US Interest Rates – What We Should Expect

By Randy Myers

 

The financial markets appear to be getting it right.

As the Federal Reserve continues to pursue an extraordinarily expansive monetary policy, it is hard to know where interest rates are, where they should be, or how quickly and dramatically they might change once the Fed finally begins to shift to a more normal monetary stance. Michael Simpson, head of strategic portfolio management for Transamerica, asserts that interest rates—both in the spot and futures markets—are behaving the way politics, theory, and history suggest they should. “Barring an economic shock,” he told participants at the 2013 SVIA Spring Seminar, “the markets have it right.”

One key to understanding where rates are heading, Simpson said, is to pay attention to what the Fed is saying. The Fed has said it intends to keep the target for the federal funds rate—the overnight rate at which banks borrow from one another—near zero percent as long as the unemployment rate stays above 6.5 percent and the outlook for inflation stays below 2.5 percent. Trading in futures contracts for both Fed funds and Treasury bonds, Simpson said, indicates that investors are anticipating the Fed will begin to tighten monetary policy in the fourth quarter of 2015. That dovetails with the Fed’s forecast that the unemployment rate will be between 6 percent and 6.5 percent by that time. “It is commonly understood that the Fed’s growth forecasts have been high,” he said, “so it is reasonable to agree with the markets and go with the top end of the Fed’s range.”

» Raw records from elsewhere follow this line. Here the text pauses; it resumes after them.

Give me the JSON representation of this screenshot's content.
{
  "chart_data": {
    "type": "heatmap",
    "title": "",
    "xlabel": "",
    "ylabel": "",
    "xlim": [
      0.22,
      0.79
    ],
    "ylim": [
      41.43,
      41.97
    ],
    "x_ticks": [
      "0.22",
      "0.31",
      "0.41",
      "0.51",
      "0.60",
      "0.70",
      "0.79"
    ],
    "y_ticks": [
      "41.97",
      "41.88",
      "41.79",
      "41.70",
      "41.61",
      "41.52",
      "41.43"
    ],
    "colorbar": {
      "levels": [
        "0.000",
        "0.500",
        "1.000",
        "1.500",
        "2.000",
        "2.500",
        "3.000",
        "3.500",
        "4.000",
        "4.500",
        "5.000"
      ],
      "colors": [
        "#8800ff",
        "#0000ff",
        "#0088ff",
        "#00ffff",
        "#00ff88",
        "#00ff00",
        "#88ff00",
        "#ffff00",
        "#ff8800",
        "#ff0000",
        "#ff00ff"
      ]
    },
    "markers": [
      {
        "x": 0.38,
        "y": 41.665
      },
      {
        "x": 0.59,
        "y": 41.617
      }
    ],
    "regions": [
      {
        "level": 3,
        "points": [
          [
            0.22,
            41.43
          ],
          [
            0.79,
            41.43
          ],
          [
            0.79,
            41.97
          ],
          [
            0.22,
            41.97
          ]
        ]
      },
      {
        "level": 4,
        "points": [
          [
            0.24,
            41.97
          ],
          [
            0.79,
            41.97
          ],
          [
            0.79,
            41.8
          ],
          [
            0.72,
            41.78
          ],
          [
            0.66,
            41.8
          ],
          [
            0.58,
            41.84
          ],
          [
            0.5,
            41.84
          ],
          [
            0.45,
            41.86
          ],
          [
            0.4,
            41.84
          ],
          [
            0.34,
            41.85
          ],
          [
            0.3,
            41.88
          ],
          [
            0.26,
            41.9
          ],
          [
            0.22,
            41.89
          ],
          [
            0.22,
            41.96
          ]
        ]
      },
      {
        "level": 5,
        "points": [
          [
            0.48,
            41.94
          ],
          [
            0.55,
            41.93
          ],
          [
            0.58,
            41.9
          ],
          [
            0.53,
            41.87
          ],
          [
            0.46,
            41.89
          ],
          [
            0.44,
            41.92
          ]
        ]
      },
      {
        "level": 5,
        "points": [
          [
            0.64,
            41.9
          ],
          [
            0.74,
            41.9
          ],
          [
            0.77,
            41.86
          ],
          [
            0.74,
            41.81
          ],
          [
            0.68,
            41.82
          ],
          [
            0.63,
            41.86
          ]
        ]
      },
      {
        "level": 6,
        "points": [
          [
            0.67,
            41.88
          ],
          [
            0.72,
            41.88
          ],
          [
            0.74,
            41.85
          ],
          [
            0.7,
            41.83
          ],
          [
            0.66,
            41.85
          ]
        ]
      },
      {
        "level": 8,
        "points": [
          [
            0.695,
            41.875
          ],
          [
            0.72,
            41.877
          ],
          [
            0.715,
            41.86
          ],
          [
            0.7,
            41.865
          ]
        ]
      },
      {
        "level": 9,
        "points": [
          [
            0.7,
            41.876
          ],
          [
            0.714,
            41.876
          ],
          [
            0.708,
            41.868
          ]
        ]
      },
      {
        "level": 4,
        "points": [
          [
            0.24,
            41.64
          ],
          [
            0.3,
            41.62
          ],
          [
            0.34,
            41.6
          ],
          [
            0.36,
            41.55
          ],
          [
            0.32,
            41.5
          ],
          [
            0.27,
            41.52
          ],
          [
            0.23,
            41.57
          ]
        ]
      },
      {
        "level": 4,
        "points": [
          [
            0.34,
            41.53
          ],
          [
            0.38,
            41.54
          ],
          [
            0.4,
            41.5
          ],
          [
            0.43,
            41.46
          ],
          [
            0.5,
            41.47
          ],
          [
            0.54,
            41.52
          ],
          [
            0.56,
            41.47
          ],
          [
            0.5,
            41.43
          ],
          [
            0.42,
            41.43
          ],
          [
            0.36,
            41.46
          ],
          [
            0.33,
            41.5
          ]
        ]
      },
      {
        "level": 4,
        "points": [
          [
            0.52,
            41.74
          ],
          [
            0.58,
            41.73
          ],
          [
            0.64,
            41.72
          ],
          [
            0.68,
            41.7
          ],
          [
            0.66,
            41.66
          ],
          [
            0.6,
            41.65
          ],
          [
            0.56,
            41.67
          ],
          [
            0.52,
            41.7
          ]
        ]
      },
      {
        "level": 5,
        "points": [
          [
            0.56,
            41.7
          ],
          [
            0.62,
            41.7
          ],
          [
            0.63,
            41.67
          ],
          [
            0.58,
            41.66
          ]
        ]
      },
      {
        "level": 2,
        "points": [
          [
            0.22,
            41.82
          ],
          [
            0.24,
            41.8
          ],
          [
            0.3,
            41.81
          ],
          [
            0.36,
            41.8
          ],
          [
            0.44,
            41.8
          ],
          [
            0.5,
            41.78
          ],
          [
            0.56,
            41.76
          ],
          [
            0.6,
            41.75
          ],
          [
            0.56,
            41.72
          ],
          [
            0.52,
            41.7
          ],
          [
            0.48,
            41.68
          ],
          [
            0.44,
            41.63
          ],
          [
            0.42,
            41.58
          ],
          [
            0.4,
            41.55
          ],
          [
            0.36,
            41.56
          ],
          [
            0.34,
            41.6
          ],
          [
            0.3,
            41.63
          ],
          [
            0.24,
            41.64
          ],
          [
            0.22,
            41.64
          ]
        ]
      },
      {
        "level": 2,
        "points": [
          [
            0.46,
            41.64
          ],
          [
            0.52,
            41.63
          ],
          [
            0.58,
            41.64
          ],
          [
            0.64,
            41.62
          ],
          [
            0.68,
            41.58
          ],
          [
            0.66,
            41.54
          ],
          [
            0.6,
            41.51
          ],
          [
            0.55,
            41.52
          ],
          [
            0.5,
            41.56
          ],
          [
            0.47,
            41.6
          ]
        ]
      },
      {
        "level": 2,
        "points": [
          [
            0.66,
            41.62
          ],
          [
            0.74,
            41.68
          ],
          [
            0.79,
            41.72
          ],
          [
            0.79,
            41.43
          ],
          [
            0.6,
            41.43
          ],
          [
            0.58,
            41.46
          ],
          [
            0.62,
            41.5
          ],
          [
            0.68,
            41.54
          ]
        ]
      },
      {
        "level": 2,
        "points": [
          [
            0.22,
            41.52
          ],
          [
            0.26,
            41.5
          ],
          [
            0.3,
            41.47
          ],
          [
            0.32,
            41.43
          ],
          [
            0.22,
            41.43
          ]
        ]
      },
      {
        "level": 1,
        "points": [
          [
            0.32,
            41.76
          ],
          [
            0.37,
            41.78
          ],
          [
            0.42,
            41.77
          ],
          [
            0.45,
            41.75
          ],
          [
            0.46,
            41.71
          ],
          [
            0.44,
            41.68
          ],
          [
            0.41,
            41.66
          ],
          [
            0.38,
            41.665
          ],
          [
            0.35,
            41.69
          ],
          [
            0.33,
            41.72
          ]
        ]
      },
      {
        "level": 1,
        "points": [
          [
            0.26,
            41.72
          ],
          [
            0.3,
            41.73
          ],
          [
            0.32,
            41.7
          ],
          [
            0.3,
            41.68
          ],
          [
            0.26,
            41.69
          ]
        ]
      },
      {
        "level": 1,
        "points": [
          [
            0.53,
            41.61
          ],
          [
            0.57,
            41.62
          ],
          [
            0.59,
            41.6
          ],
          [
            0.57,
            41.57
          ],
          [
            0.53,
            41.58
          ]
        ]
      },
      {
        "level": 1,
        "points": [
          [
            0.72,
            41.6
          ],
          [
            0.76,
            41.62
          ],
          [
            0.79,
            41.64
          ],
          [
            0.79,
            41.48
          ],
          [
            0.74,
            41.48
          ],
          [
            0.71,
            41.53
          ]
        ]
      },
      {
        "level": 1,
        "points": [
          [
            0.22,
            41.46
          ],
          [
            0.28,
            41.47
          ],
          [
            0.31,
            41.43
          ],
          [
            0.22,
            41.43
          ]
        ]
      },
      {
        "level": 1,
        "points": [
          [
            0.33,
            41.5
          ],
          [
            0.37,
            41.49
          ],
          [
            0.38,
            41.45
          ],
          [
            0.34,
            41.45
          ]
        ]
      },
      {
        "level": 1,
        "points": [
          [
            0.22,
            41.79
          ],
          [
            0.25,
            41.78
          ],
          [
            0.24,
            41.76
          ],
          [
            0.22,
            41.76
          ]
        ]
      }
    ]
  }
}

Simpson noted that the Fed has been making an effort to communicate how long it plans to keep short-term interest rates near zero percent so that investors can price that into their thinking. “This has resulted in forward rates that reflect the best estimates of future Fed policy actions,” he said.

The Fed also has outlined the exit strategy it will likely use when it begins to tighten monetary policy. Because it has laid out so clearly what it is doing and what it intends to do, Simpson said, the Fed’s move toward a tighter monetary stance should not be too disruptive. “Interest rates probably won’t jump dramatically just because the Fed says it’s going to stop buying Treasuries and mortgage-backed securities and start selling them instead,” he said. “Rates could jump drastically if the Fed said it was going to sell everything on its books at once, but it probably won’t do that.”

In fact, Simpson said, several factors could pressure the Fed not to raise rates too quickly. With about $11.5 trillion in federal debt outstanding, he noted, even a 100-basis-point increase in interest rates would add $150 billion to the federal government’s debt service costs. So raising rates is nothing to do cavalierly. Private borrowers, too, would be squeezed. “There may well be some feedback,” Simpson concluded, “that constrains the rates at which interest rates can rise.”

The economy

Just as interest-rates have been consistent with what the Fed has been doing and telegraphing, so too has the performance of the overall economy aligned with what history tells us. As would be expected, credit and nominal GDP, which surged prior to the 2008 financial crisis, have since fallen by a comparable amount. Real GDP growth is substantially lower, the unemployment rate is significantly higher, real housing prices are down, and the real value of government debt has surged.

Against this backdrop, a number of additional factors are holding back the economy. The defining feature of the financial crisis was the massive amount of debt, or leverage, that had piled up in both the public and private sectors, Simpson said. Leverage accelerates economic growth. But now both the public and private sectors are deleveraging, which inhibits growth. The economy is being restrained by the sequestration cuts in federal spending that began to take effect this year, by slowing productivity growth as well as a weakened European economy. All this suggests, he said, that we can expect the recovery from the 2008 crisis to continue to proceed at a slow pace, keeping downward pressure on interest rates and inflation for the next few years. While real GDP growth should be 2.4 percent, he said, it is more likely to be in the 1.5 percent to 2 percent range.